Exactly 60 years ago, on August 5, 1963, the USSR, the United States and Great Britain signed in Moscow a treaty banning nuclear weapons tests in the atmosphere, outer space and under water. To date, 131 States have joined it.
Speaking before the Federal Assembly in February 2023, Russian President Vladimir Putin said that Russia has information that the United States is thinking about the possibility of full-scale tests of its nuclear weapons, including taking into account the development of new types of American nuclear weapons. In this regard, the Russian leader instructed the Russian Defense Ministry and Rosatom to ensure readiness for testing Russian nuclear weapons if the Americans conduct the tests first.
"The Moscow Treaty of 1963 was the first step that allowed the start of negotiations on the reduction of nuclear weapons. Today, everything has changed - after the start of ITS NATO countries declared that they wanted to inflict a "strategic defeat" on Russia.
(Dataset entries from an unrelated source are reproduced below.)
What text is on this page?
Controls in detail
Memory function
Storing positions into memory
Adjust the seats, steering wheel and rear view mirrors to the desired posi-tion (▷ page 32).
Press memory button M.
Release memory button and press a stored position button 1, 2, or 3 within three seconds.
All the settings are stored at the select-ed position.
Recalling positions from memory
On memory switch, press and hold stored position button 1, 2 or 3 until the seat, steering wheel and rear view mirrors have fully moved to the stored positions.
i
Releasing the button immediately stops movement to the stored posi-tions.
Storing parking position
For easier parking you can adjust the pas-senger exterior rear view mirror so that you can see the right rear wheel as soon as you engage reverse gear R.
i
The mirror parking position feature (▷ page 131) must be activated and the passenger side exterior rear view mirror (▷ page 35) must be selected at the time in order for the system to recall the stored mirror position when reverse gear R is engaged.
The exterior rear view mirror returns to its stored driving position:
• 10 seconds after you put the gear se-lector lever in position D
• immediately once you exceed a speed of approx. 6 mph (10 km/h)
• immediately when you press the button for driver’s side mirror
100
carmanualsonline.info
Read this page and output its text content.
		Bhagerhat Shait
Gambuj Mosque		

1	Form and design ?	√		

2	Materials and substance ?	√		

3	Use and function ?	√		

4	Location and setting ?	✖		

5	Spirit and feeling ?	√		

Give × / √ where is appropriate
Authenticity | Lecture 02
It turns out that Washington openly dreams of our defeat, withdraws from all disarmament treaties, supplies our enemy with military equipment and at the same time wants to conduct inspections at our nuclear facilities, while not letting us into its facilities – this is just a theater of absurdity!" said Myagkov.
The interlocutor of the agency noted that if Moscow decides to conduct nuclear tests, it will be about underground explosions, which are not prohibited by the Moscow Treaty. At the same time, the historian recalled that the United States itself has not ratified the Comprehensive Nuclear-Test-Ban Treaty (CTBT) of 1996, which also prohibits underground testing.
Myagkov noted that all components of the nuclear triad must be kept "ready", since today the enemy does not abandon plans to at least partially reduce the Russian nuclear potential.
Historical background
Speaking about the historical context of the signing of the Moscow Treaty, the Scientific director of the RVIO noted that it became possible because by the early 1960s the United States realized that the Soviet Union was not a "whipping boy" in the nuclear sphere. A wake-up call for Washington was the Caribbean crisis that occurred earlier in 1962, when US policy brought the world to the brink of nuclear war.
Another strong argument was the damage that such tests caused to the ecology of the Earth. "When the Americans detonated their atomic bomb on Bikini Atoll, nuclear fallout fell thousands of miles away and deadly ash fell, including on Japanese fishermen, which became a very strong symbolic analogy with the US strike on Hiroshima and Nagasaki. The world community was very concerned about this development," he said.
Potential risks
Speaking about the risks that the resumption of nuclear tests may entail, Myagkov noted that underground explosions continued until the signing of the CTBT in 1996, which did not interfere with the disarmament process in any way – in 1991, the USSR and the United States signed the Strategic Offensive Arms Reduction Treaty (START-1), and in 1993 – START-2.
According to the historian, then the United States showed common sense, realizing that the parties had reached nuclear parity: "Therefore, I do not think that even now the very fact that we are conducting such tests will lead to an escalation of tension in an already tense situation."
At the same time, Myagkov stressed that even if Russia ever takes such a step, it will have to do it as a response to aggressive actions by the West.
"Of course, we can take such a step not from a good life, we are forced by the collective West, whose combined nuclear potential is greater than the Russian one. We must defend ourselves as best we can in the current situation – we are going exclusively to retaliatory steps," the agency interlocutor concluded.